The correct option is (D) : \(\frac{3\sqrt{14}}{14}\)

Answer 2

The distance from a point \((x_0, y_0, z_0)\) to the plane \(Ax + By + Cz + D = 0\) is given by the formula:

\(d = \frac{|Ax_0 + By_0 + Cz_0 + D|}{\sqrt{A^2 + B^2 + C^2}}\)

In this case, the point is (2, 2, 2) and the equation of the plane is \(2x - y + 3z = 5\), which can be written as \(2x - y + 3z - 5 = 0\). So, \(x_0 = 2\), \(y_0 = 2\), \(z_0 = 2\), \(A = 2\), \(B = -1\), \(C = 3\), and \(D = -5\).

Substituting these values into the formula, we get:

\(d = \frac{|2(2) - 1(2) + 3(2) - 5|}{\sqrt{2^2 + (-1)^2 + 3^2}} = \frac{|4 - 2 + 6 - 5|}{\sqrt{4 + 1 + 9}} = \frac{|3|}{\sqrt{14}} = \frac{3}{\sqrt{14}}\)

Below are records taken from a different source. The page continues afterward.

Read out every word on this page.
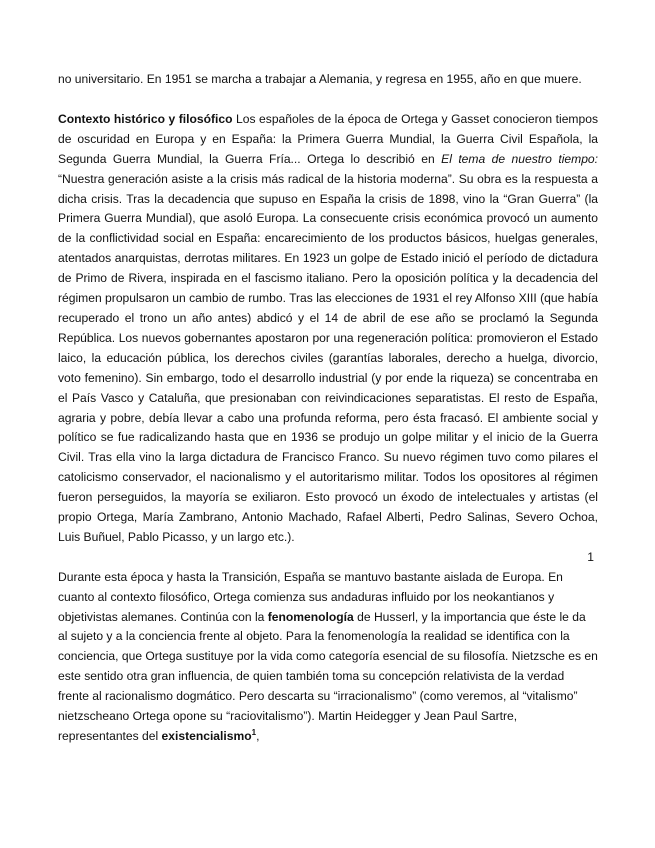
no universitario. En 1951 se marcha a trabajar a Alemania, y regresa en 1955, año en que muere.

Contexto histórico y filosófico Los españoles de la época de Ortega y Gasset conocieron tiempos de oscuridad en Europa y en España: la Primera Guerra Mundial, la Guerra Civil Española, la Segunda Guerra Mundial, la Guerra Fría... Ortega lo describió en El tema de nuestro tiempo: “Nuestra generación asiste a la crisis más radical de la historia moderna”. Su obra es la respuesta a dicha crisis. Tras la decadencia que supuso en España la crisis de 1898, vino la “Gran Guerra” (la Primera Guerra Mundial), que asoló Europa. La consecuente crisis económica provocó un aumento de la conflictividad social en España: encarecimiento de los productos básicos, huelgas generales, atentados anarquistas, derrotas militares. En 1923 un golpe de Estado inició el período de dictadura de Primo de Rivera, inspirada en el fascismo italiano. Pero la oposición política y la decadencia del régimen propulsaron un cambio de rumbo. Tras las elecciones de 1931 el rey Alfonso XIII (que había recuperado el trono un año antes) abdicó y el 14 de abril de ese año se proclamó la Segunda República. Los nuevos gobernantes apostaron por una regeneración política: promovieron el Estado laico, la educación pública, los derechos civiles (garantías laborales, derecho a huelga, divorcio, voto femenino). Sin embargo, todo el desarrollo industrial (y por ende la riqueza) se concentraba en el País Vasco y Cataluña, que presionaban con reivindicaciones separatistas. El resto de España, agraria y pobre, debía llevar a cabo una profunda reforma, pero ésta fracasó. El ambiente social y político se fue radicalizando hasta que en 1936 se produjo un golpe militar y el inicio de la Guerra Civil. Tras ella vino la larga dictadura de Francisco Franco. Su nuevo régimen tuvo como pilares el catolicismo conservador, el nacionalismo y el autoritarismo militar. Todos los opositores al régimen fueron perseguidos, la mayoría se exiliaron. Esto provocó un éxodo de intelectuales y artistas (el propio Ortega, María Zambrano, Antonio Machado, Rafael Alberti, Pedro Salinas, Severo Ochoa, Luis Buñuel, Pablo Picasso, y un largo etc.).

1

Durante esta época y hasta la Transición, España se mantuvo bastante aislada de Europa. En cuanto al contexto filosófico, Ortega comienza sus andaduras influido por los neokantianos y objetivistas alemanes. Continúa con la fenomenología de Husserl, y la importancia que éste le da al sujeto y a la conciencia frente al objeto. Para la fenomenología la realidad se identifica con la conciencia, que Ortega sustituye por la vida como categoría esencial de su filosofía. Nietzsche es en este sentido otra gran influencia, de quien también toma su concepción relativista de la verdad frente al racionalismo dogmático. Pero descarta su “irracionalismo” (como veremos, al “vitalismo” nietzscheano Ortega opone su “raciovitalismo”). Martin Heidegger y Jean Paul Sartre, representantes del existencialismo$^1$,
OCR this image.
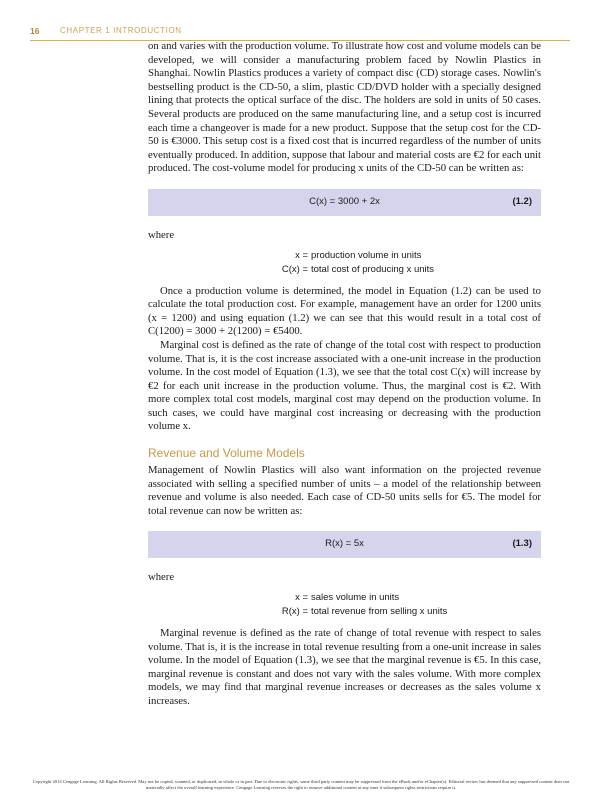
16	CHAPTER 1 INTRODUCTION

on and varies with the production volume. To illustrate how cost and volume models can be developed, we will consider a manufacturing problem faced by Nowlin Plastics in Shanghai. Nowlin Plastics produces a variety of compact disc (CD) storage cases. Nowlin's bestselling product is the CD-50, a slim, plastic CD/DVD holder with a specially designed lining that protects the optical surface of the disc. The holders are sold in units of 50 cases. Several products are produced on the same manufacturing line, and a setup cost is incurred each time a changeover is made for a new product. Suppose that the setup cost for the CD-50 is €3000. This setup cost is a fixed cost that is incurred regardless of the number of units eventually produced. In addition, suppose that labour and material costs are €2 for each unit produced. The cost-volume model for producing x units of the CD-50 can be written as:

C(x) = 3000 + 2x	(1.2)

where

x = production volume in units
C(x) = total cost of producing x units

Once a production volume is determined, the model in Equation (1.2) can be used to calculate the total production cost. For example, management have an order for 1200 units (x = 1200) and using equation (1.2) we can see that this would result in a total cost of C(1200) = 3000 + 2(1200) = €5400.

Marginal cost is defined as the rate of change of the total cost with respect to production volume. That is, it is the cost increase associated with a one-unit increase in the production volume. In the cost model of Equation (1.3), we see that the total cost C(x) will increase by €2 for each unit increase in the production volume. Thus, the marginal cost is €2. With more complex total cost models, marginal cost may depend on the production volume. In such cases, we could have marginal cost increasing or decreasing with the production volume x.

Revenue and Volume Models

Management of Nowlin Plastics will also want information on the projected revenue associated with selling a specified number of units – a model of the relationship between revenue and volume is also needed. Each case of CD-50 units sells for €5. The model for total revenue can now be written as:

R(x) = 5x	(1.3)

where

x = sales volume in units
R(x) = total revenue from selling x units

Marginal revenue is defined as the rate of change of total revenue with respect to sales volume. That is, it is the increase in total revenue resulting from a one-unit increase in sales volume. In the model of Equation (1.3), we see that the marginal revenue is €5. In this case, marginal revenue is constant and does not vary with the sales volume. With more complex models, we may find that marginal revenue increases or decreases as the sales volume x increases.

Copyright 2014 Cengage Learning. All Rights Reserved. May not be copied, scanned, or duplicated, in whole or in part. Due to electronic rights, some third party content may be suppressed from the eBook and/or eChapter(s). Editorial review has deemed that any suppressed content does not materially affect the overall learning experience. Cengage Learning reserves the right to remove additional content at any time if subsequent rights restrictions require it.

To rationalize the denominator, we multiply by \(\frac{\sqrt{14}}{\sqrt{14}}\):

\(d = \frac{3}{\sqrt{14}} \cdot \frac{\sqrt{14}}{\sqrt{14}} = \frac{3\sqrt{14}}{14}\)

Therefore, the distance from the point (2, 2, 2) to the plane 2x - y + 3z = 5 is \(\frac{3\sqrt{14}}{14}\).